June 19, 2015 Topic: Security Region: Asia Tags: JapanVietnamUnited States

Growing Maritime Security Concerns in Southeast Asia: A Greater Need for Further Regional Cooperation

The United States, Japan and Vietnam stand a lot to gain from expanding their strategic partnerships to battle regional maritime challenges.

 

Cooperation between Japan, the United States, and Vietnam has been improving dramatically over the last several years—a reflection of both the changing strategic environment in the region, as well as a deepening sense of trust among the three countries.

Recent events—especially when one examines specific instances of warming bilateral ties with Vietnam—demonstrate how far relations have come. For example, during U.S. secretary of defense Ashton Carter’s recent visit to Vietnam from May 31 to June 1, 2015, he and his Vietnamese counterpart, Gen. Phung Quang Thanh, signed a Joint Vision Statement on Defense Relations—a remarkable development in the defense ties between the two nations, as relations were only normalized just twenty years ago. In the case of Japan, Vietnamese-Japanese defense cooperation has also moved in a similar direction since the two countries upgraded their limited strategic partnership to an extensive strategic partnership in June 2014. All of this comes on the heels of increased defense ties between the United States and Japan, who just announced updated Guidelines for Defense Cooperation with the possibility of joint naval and air patrols in the South China Sea—a development of considerable interest to Vietnam.

 

Growing Maritime Security Concerns in the South China Sea

Since ancient times, life-sustaining goods and services have traveled by sea. The sea is also a source of prosperity and advancement—the quickest and in many ways easiest means for commercial and political intercourse among different ethnic and political groups. The often-discussed “Sea Lines of Communication” (SLOCs) are more than just shipping routes. They also represent access to the renewable resources of the sea—bountiful fishing stocks and natural resources that can be extracted from the seabed.

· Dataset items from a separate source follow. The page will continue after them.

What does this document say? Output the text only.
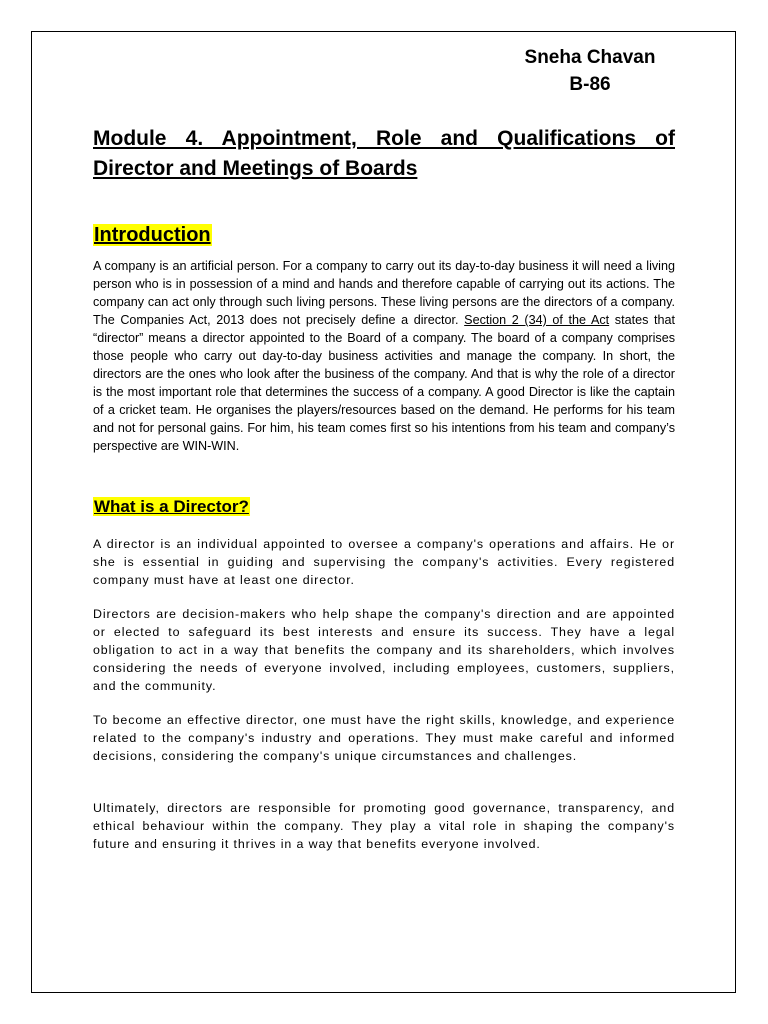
Sneha Chavan
B-86
Module 4. Appointment, Role and Qualifications of Director and Meetings of Boards
Introduction

A company is an artificial person. For a company to carry out its day-to-day business it will need a living person who is in possession of a mind and hands and therefore capable of carrying out its actions. The company can act only through such living persons. These living persons are the directors of a company. The Companies Act, 2013 does not precisely define a director. Section 2 (34) of the Act states that “director” means a director appointed to the Board of a company. The board of a company comprises those people who carry out day-to-day business activities and manage the company. In short, the directors are the ones who look after the business of the company. And that is why the role of a director is the most important role that determines the success of a company. A good Director is like the captain of a cricket team. He organises the players/resources based on the demand. He performs for his team and not for personal gains. For him, his team comes first so his intentions from his team and company’s perspective are WIN-WIN.

What is a Director?

A director is an individual appointed to oversee a company's operations and affairs. He or she is essential in guiding and supervising the company's activities. Every registered company must have at least one director.

Directors are decision-makers who help shape the company's direction and are appointed or elected to safeguard its best interests and ensure its success. They have a legal obligation to act in a way that benefits the company and its shareholders, which involves considering the needs of everyone involved, including employees, customers, suppliers, and the community.

To become an effective director, one must have the right skills, knowledge, and experience related to the company's industry and operations. They must make careful and informed decisions, considering the company's unique circumstances and challenges.

Ultimately, directors are responsible for promoting good governance, transparency, and ethical behaviour within the company. They play a vital role in shaping the company's future and ensuring it thrives in a way that benefits everyone involved.
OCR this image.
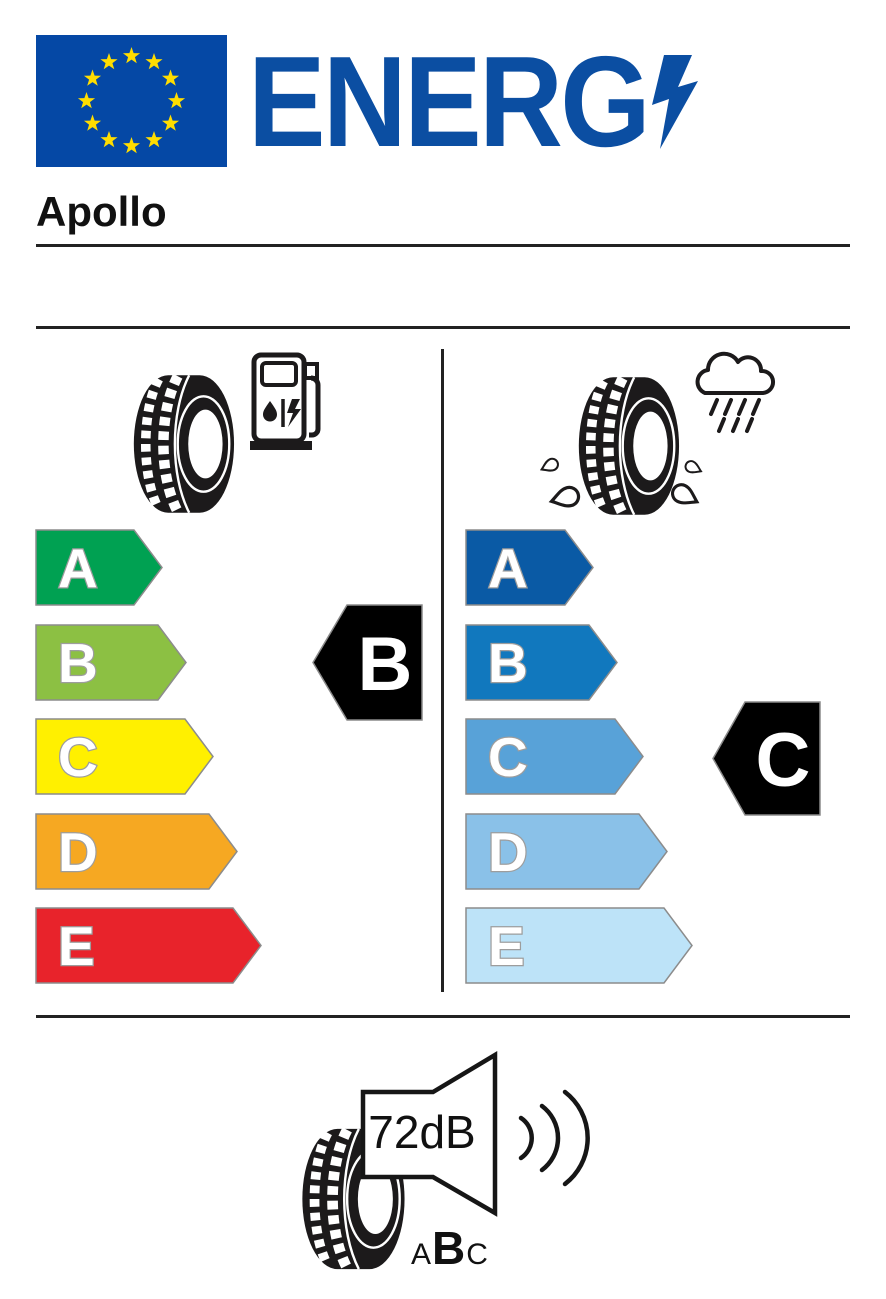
ENERG
Apollo
A
B
C
D
E
B
A
B
C
D
E
C
72dB
ABC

Today we remain as dependent on free and open access to the sea for security and prosperity as we did centuries ago. Various statistics only underline this fact. Consider, for example:

- Today 95 percent of international communications travel via underwater cable.

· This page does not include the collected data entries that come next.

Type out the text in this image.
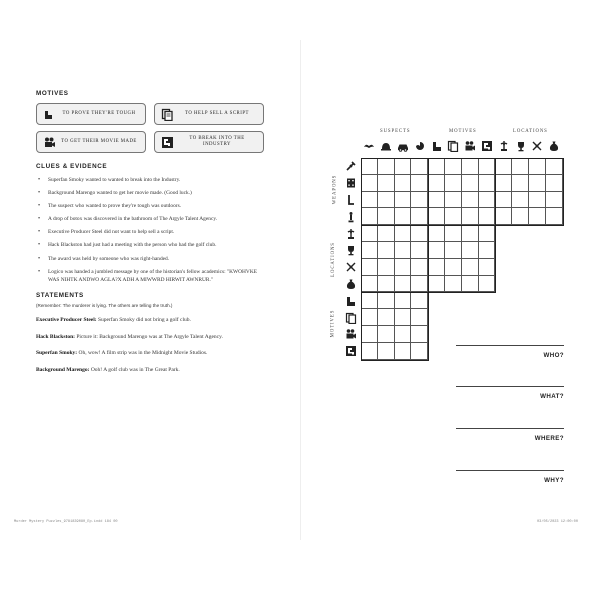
MOTIVES
TO PROVE THEY'RE TOUGH	TO HELP SELL A SCRIPT
TO GET THEIR MOVIE MADE
TO BREAK INTO THE INDUSTRY
CLUES & EVIDENCE
• Superfan Smoky wanted to wanted to break into the Industry.
• Background Marengo wanted to get her movie made. (Good luck.)
• The suspect who wanted to prove they're tough was outdoors.
• A drop of botox was discovered in the bathroom of The Argyle Talent Agency.
• Executive Producer Steel did not want to help sell a script.
• Hack Blackston had just had a meeting with the person who had the golf club.
• The award was held by someone who was right-handed.
• Logico was handed a jumbled message by one of the historian's fellow academics: "KWOHVKE WAS NIHTK ANDWO AGLA?X ADH A MIWWRD HIRWIT AWNRUR."
STATEMENTS
(Remember: The murderer is lying. The others are telling the truth.)
Executive Producer Steel: Superfan Smoky did not bring a golf club.
Hack Blackston: Picture it: Background Marengo was at The Argyle Talent Agency.
Superfan Smoky: Oh, wow! A film strip was in the Midnight Movie Studios.
Background Marengo: Ooh! A golf club was in The Great Park.
Murder Mystery Puzzles_9781839080_Ep.indd 184 00	03/05/2023 12:00:00
SUSPECTS	MOTIVES	LOCATIONS
WEAPONS
LOCATIONS
MOTIVES
WHO?
WHAT?
WHERE?
WHY?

- Twenty-one of the world’s twenty-eight mega-cities are within 62 miles or roughly 100km of the sea.

- 49 percent of the world’s oil travels through seven major sea chokepoints.

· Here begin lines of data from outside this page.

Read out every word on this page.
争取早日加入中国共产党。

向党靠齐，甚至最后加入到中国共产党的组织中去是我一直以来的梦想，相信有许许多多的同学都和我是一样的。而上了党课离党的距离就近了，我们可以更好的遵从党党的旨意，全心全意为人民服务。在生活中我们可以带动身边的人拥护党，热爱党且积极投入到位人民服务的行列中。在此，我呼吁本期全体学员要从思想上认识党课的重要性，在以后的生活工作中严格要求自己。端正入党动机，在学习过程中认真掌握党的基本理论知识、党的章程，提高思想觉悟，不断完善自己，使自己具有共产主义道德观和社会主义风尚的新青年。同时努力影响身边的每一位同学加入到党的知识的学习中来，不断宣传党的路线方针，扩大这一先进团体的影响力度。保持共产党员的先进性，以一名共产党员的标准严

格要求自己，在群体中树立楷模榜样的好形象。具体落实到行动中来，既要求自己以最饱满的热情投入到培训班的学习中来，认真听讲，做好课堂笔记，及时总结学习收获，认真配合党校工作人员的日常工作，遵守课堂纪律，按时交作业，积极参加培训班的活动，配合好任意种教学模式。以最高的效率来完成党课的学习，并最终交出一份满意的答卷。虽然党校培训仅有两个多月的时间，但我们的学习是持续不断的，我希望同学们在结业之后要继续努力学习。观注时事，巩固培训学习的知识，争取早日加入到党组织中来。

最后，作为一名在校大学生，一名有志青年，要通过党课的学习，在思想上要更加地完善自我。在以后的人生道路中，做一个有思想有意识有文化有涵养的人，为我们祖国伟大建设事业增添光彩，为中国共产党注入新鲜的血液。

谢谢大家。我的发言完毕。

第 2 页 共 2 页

- 50 percent of the world’s population lives within 62 miles, or roughly 100km, of a coast.

- 23,000 ships are underway daily in SLOCs carrying 95 percent of the world’s commerce by sea. The South China Sea represents half of the globe’s sea tonnage and one-third of its total monetary value.

Indeed, threats to the security of such important SLOCs come in various types: competition for resources; natural disasters; social unrest; hostile cyber activity; piracy; violent extremism (criminal, terrorist, and religious); regional conflict; proliferations of weapons of mass destruction; and natural hazard.

 

Many Different Parties, Many Different Claims in the South China Sea

In recent years, growing political-military tension over various territorial claims in the South China Sea has become a major source of security concern with threats to peace and security, as well as both safety and freedom of navigation. Territorial disputes in the South China Sea involve six different parties, including Brunei, China, the Philippines, Malaysia, Vietnam, and Taiwan. Currently, disputes in the South China Sea span three different and distinct levels, which include:

- Bilateral territorial disputes, such as disagreements between Vietnam and China over the Paracel Islands and between Malaysia and the Philippines over Sabah;

- Larger regional disputes involving the six parties listed above—China, Taiwan, and the four ASEAN nations—over the Spratly Islands; and

- International challenges and disputes involving many different nations that span the globe who have interests in the South China Sea besides the six parties listed prior, like the United States, Japan, Australia, and the EU nations, just to mention a few.

China’s South China Sea Claims: Driving Regional Tensions

China is at the center of tensions in the South China Sea for a variety of reasons. First, Beijing’s excessive claims are based on the often-discussed nine-dash-line map, which accounts for nearly 90 percent of the South China Sea, dating back to the Kuo Min Tang era. However, China has never had effective administrative management of the areas within the nine-dash line.

Secondly, Beijing’s claims are backed by powerful coast guards and naval forces that aim to drive rival claimants out of the disputed area. For example, China’s coast guard has more ships than the coast guards of Japan, South Korea, the Philippines, Malaysia, Indonesia, and Vietnam combined.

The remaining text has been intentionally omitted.